If you obtain the equation of motion you get:
$$\ddot \varphi+\frac{g\,\sin(\varphi)-a\,\cos(\varphi)}{l}=0\tag 1$$
where a is the acceleration.
for a steady state $~\ddot \varphi=0~$ you obtain
$$a=\tan(\varphi_0)\,g$$
for non steady state you have to solve first the differential equation and get $~\varphi(t)$, again for $~\ddot \varphi(t)=0~$ you get:
$$a=\tan(\varphi(t)\bigg|_{\ddot \varphi=0})\,g$$
simulation results:
data : $~\varphi_0=0.1~,a=2~,l=1~,g=10$
you can see that for $~\ddot\varphi(t)=0~,\frac{a}{g}=0.2=~$ const.

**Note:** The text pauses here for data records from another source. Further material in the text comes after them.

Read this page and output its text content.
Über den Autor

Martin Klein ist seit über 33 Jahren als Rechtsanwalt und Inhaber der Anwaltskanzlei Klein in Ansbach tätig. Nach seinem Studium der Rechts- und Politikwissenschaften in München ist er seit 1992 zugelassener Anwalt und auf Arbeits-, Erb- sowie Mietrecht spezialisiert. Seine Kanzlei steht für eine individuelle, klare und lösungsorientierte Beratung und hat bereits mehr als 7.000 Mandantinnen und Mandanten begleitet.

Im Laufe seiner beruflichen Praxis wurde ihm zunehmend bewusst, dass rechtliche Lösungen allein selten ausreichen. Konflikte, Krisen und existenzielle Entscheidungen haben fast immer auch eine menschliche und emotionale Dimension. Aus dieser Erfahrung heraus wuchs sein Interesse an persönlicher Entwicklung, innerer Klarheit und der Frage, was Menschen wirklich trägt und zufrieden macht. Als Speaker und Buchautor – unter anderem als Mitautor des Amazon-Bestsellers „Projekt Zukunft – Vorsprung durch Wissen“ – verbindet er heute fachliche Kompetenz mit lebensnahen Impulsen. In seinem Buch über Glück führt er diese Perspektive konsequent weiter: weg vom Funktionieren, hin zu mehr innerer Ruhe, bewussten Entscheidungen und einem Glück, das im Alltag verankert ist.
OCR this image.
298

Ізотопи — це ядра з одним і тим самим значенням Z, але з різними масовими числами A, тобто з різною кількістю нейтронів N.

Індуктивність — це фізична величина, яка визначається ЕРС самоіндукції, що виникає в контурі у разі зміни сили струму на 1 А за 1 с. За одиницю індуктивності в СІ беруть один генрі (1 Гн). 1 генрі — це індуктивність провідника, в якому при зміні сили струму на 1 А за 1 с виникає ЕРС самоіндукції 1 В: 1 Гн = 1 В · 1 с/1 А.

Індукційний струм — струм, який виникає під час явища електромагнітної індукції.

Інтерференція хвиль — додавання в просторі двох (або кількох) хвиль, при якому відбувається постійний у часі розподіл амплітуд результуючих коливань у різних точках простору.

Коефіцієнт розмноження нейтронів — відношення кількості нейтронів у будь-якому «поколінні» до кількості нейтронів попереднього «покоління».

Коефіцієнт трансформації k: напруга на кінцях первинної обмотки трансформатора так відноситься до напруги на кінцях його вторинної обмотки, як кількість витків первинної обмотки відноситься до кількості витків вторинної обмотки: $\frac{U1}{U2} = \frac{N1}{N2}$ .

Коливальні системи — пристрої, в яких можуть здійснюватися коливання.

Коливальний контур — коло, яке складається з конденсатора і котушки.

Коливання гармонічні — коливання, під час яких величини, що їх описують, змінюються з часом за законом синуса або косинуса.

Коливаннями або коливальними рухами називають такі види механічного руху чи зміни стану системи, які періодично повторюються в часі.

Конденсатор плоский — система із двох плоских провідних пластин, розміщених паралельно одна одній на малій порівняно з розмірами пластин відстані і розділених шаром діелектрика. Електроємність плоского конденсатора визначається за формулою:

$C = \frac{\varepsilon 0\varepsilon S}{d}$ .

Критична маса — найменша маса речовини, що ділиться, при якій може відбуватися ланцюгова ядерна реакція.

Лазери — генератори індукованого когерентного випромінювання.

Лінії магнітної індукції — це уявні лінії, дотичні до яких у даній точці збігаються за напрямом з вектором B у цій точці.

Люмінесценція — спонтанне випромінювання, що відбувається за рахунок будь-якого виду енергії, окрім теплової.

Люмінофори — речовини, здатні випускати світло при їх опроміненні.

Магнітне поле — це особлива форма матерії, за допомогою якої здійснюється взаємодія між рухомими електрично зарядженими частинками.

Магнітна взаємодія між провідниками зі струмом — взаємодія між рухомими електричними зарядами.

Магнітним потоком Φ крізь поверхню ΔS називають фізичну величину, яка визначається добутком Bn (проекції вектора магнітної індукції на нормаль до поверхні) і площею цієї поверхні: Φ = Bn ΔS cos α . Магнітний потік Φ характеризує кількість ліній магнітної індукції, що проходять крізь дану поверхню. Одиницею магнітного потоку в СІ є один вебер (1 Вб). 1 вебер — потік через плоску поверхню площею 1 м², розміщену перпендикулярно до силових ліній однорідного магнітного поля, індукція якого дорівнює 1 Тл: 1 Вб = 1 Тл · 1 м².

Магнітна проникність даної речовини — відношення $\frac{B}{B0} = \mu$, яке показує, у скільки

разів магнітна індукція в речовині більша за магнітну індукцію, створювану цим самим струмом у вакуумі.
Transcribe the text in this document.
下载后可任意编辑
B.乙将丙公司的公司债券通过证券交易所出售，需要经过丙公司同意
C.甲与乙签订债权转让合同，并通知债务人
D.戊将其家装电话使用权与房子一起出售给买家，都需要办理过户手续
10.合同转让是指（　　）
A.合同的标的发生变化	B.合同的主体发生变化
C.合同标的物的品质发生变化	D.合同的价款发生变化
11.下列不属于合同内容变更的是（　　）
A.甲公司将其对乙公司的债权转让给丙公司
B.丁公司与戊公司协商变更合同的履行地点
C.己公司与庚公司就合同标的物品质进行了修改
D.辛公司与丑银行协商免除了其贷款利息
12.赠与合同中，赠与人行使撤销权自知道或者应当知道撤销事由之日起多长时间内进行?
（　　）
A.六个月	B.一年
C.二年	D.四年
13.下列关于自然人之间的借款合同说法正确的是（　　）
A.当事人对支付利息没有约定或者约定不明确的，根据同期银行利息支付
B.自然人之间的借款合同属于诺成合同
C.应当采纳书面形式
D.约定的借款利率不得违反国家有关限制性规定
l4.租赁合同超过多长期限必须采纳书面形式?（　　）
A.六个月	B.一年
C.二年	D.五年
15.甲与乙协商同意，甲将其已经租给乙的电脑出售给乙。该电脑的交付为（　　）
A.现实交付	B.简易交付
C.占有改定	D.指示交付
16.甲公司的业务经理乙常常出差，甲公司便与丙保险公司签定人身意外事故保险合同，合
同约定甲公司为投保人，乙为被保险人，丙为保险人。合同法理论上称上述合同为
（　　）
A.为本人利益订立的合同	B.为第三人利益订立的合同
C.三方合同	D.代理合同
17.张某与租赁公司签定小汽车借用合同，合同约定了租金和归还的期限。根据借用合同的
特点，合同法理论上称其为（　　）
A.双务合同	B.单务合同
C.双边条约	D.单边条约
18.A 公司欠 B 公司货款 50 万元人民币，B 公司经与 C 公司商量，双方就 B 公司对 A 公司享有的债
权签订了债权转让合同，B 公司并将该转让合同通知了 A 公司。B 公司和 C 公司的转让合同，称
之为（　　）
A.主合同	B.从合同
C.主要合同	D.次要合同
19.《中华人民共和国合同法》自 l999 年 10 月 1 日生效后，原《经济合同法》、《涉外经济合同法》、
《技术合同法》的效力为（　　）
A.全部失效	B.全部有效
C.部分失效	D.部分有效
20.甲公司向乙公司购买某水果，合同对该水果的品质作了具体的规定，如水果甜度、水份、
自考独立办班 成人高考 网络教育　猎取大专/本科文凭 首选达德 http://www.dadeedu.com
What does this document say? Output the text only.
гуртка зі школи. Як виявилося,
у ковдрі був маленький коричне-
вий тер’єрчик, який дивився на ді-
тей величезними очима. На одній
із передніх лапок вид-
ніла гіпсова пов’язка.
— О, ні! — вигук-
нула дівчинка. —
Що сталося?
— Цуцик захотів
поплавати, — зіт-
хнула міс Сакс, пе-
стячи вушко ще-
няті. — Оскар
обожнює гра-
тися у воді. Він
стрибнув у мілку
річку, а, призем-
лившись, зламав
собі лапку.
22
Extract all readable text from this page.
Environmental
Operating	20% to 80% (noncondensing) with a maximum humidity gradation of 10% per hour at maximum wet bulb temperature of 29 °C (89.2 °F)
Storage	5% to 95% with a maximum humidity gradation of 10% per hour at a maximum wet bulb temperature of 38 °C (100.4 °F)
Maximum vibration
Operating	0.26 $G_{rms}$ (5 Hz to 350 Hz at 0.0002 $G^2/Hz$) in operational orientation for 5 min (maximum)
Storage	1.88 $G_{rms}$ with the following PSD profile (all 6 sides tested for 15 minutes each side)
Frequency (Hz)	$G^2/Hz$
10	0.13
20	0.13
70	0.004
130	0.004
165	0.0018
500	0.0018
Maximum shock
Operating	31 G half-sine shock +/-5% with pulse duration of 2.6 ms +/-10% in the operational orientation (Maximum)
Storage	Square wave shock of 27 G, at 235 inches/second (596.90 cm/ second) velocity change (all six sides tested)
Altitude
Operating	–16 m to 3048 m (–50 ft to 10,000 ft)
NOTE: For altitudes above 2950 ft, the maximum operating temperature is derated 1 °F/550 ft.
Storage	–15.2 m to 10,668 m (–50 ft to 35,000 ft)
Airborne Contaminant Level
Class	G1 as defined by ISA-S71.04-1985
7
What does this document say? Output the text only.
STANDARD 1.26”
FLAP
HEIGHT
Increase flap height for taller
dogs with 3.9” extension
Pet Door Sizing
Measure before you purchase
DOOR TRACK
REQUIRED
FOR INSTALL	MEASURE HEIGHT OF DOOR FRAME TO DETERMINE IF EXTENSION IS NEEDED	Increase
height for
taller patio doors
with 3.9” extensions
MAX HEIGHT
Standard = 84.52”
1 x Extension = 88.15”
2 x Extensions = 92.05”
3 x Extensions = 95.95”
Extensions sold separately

In the frame of reference moving with the bob, the bob experiences three forces: gravity, the force from tension, and the fictitious force $-ma$ from the acceleration $a$. The fictitious force arises because we are observing the bob from an accelerating (non-inertial) frame of referene. The bob swings as shown, increasing the angle $\theta$, until the component of tension to the right equals the fictitious force to the left. At that time, these two forces cancel and the bob remains at a fixed final angle $\theta$. The component of tension upward counters the force of gravity downward. So, at the fixed angle $\theta$, the bob is in equilibrium and $\theta$ remains fixed. At this time, $Tsin \theta = ma$, and $Tcos\theta = mg$ as your figure shows.
It is tension that counters the fictitious force and keeps the bob fixed in the moving reference frame.
In the moving reference frame the equilibrium position of the bob is at the angle $tan\theta = a/g$ as indicated in your picture. (With no acceleration of the block, $a = 0$ and $\theta = 0$; the bob hangs vertically.) If you give the bob a slight tap, it acts as a pendulum and oscillates about the equilibrium angle $\theta$ which is not zero when the block is accelerating. See Time period of a simple pendulum in an accelerated frame on this exchange.
If I get it right, you are getting confused over the fact that when viewed from earth, we will see the bob accelerating forward (alongside the box), which means that the bob will have a different velocity from before at each instant, so how can we set an angle of the string with the vertical, at which the bob will move?
The reason is that the bob is not the only one that is accelerating from the ground frame. The box to which it is tied is also accelerating. What's more, the horizontal component of the box is the same as that of the bob. So, for every distance that the bob travels, the roof will also travel the same distance forward, keeping the angle constant.
This can be seen in how we make both the bob and the box come to a stop on changing the frame of reference to the box. In this F.O.R. , we (the observer) move the same distance that the bob would have moved, if it were viewed from F.O.R. taken as earth, making the bob move an effective of $0$ distance in this F.O.R. Hence, the angle it makes with the vertical is constant as the bob is effectively at rest W.R.T. the observer in the F.O.R. of the box.